Les célèbres clichés pris dans le sillage du Kamfgruppe Peiper nous montrent des parachutistes coiffés du casque standard de l’armée allemande. Cette réalité n’est pas tant le signe d’un manque d’équipement des fourriers des unités parachutistes que du rôle qui est désormais dévolu à ces formations, à savoir celui d’unités terrestres, soi-disant d’élite. Pourtant, les Fallschirmjäger constituent l’une des troupes d’élite les plus fameuses de la Wehrmacht. Certains de leurs faits d’armes sont passés à la postérité : Eben Emaël, la Crète, Monte Cassino. Qu’en est-il de leur participation à l’opération « Herbstnebel », la bataille des Ardennes ? Premier constat évident et lourd de conséquences : la bataille de Normandie et les combats de la retraite et de l’automne ont saigné à blanc les formations de Fallschirmjäger.

« Stösser »

            Cette opération consiste en un largage de parachutistes afin de faciliter la progression de la 6. Panzerarmeevers la Meuse. Depuis le largage au-dessus de Leros à l’automne 1943, aucune formation de l’arme aéroportée allemande n’a effectué de saut opérationnel (on a bien un temps songé au Heeresgruppe B de parachuter des Fallschirmjäger sur Cherbourg pour y renforcer la garnison isolé en juin 1944 avant d’abandonner cette idée saugrenue).
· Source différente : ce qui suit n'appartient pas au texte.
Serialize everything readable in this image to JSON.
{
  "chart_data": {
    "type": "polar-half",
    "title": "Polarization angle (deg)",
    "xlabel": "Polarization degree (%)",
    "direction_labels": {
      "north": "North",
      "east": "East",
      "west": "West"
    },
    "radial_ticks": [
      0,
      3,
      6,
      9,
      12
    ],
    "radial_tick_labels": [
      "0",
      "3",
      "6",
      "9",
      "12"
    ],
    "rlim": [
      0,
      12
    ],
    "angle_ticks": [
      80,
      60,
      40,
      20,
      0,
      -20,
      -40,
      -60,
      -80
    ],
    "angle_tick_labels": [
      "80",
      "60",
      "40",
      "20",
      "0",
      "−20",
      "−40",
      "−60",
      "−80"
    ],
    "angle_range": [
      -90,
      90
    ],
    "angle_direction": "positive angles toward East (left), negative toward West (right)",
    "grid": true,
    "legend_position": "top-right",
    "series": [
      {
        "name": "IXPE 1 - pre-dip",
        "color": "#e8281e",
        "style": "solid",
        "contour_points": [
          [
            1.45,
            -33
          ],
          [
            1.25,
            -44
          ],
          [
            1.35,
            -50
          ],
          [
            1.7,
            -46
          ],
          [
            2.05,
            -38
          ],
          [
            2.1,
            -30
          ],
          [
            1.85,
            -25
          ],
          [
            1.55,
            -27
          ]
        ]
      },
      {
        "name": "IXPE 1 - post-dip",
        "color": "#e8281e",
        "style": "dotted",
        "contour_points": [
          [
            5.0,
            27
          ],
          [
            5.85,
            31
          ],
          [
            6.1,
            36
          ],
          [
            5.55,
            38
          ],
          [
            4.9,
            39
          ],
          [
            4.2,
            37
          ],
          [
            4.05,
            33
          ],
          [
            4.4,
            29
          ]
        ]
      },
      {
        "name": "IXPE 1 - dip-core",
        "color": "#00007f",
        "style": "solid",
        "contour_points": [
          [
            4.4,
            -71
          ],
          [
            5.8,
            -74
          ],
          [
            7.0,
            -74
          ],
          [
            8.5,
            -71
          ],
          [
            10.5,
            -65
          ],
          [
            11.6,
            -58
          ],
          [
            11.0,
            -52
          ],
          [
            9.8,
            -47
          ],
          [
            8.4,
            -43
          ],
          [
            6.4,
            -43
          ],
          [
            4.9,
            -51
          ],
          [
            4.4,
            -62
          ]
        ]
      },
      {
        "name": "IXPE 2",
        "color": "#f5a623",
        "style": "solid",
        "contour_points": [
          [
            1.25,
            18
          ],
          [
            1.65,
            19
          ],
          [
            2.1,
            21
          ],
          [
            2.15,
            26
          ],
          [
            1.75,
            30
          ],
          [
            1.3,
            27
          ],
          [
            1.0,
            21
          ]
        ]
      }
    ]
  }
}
Malgré sa demande, Von der Heydte ne reçoit pas l’autorisation d’employer « son » FJR 6. Ses supérieurs craignent que le départ de cette formation de la ligne de front n’alerte les Alliés. Il ne réussit qu’à rassembler 250 vétérans. Il doit compléter avec des recrues pour atteindre l’effectif de 870 hommes. L’échec retentissant : s’emparer d’un important carrefour dans le Hohes Venn ne sera pas une sinécure. De fait, le parachutage de Fallschirmjäger à Baraque Michel tournera au fiasco. Alors que le Transport-Geschwader 30 largue des mannequins en guise de diversion, les Ju 52 du II./Transport-Geschwader 3 embarquent les hommes de von der Heydte : les pilotes, novices, font des calculs erronés sur la vitesse de leurs appareils en raison du vent de face.  Il en résulte de nombreuses erreurs de parachutage. 200 hommes sont largués près du Rhin à Bonn, les autres sont dispersés sur 60 kilomètres, 220 entre Bonn et les lignes allemandes et 450 dans le Hohes Venn, dont à peine une centaine sur la zone prévue. A 8 heures du matin, von der Heydte n’a pu regrouper que 150 hommes autour de lui et il ne dispose que d’un unique mortier. Si ses hommes sont en mesure de glaner de précieux renseignements sur les positions américaines, ils se montrent dans l’incapacité de les transmettre à la 6. Panzerarmee ! Le 17 au soir, il a rassemblé 300 hommes. 200 seront finalement capturés. A l’actif de l’intervention des Fallschirmjäger de von der Heydte, quelques embuscades et bien des soucis pour plusieurs unités de GI’s de la 1st US ID occupés à traquer les parachutistes ennemis.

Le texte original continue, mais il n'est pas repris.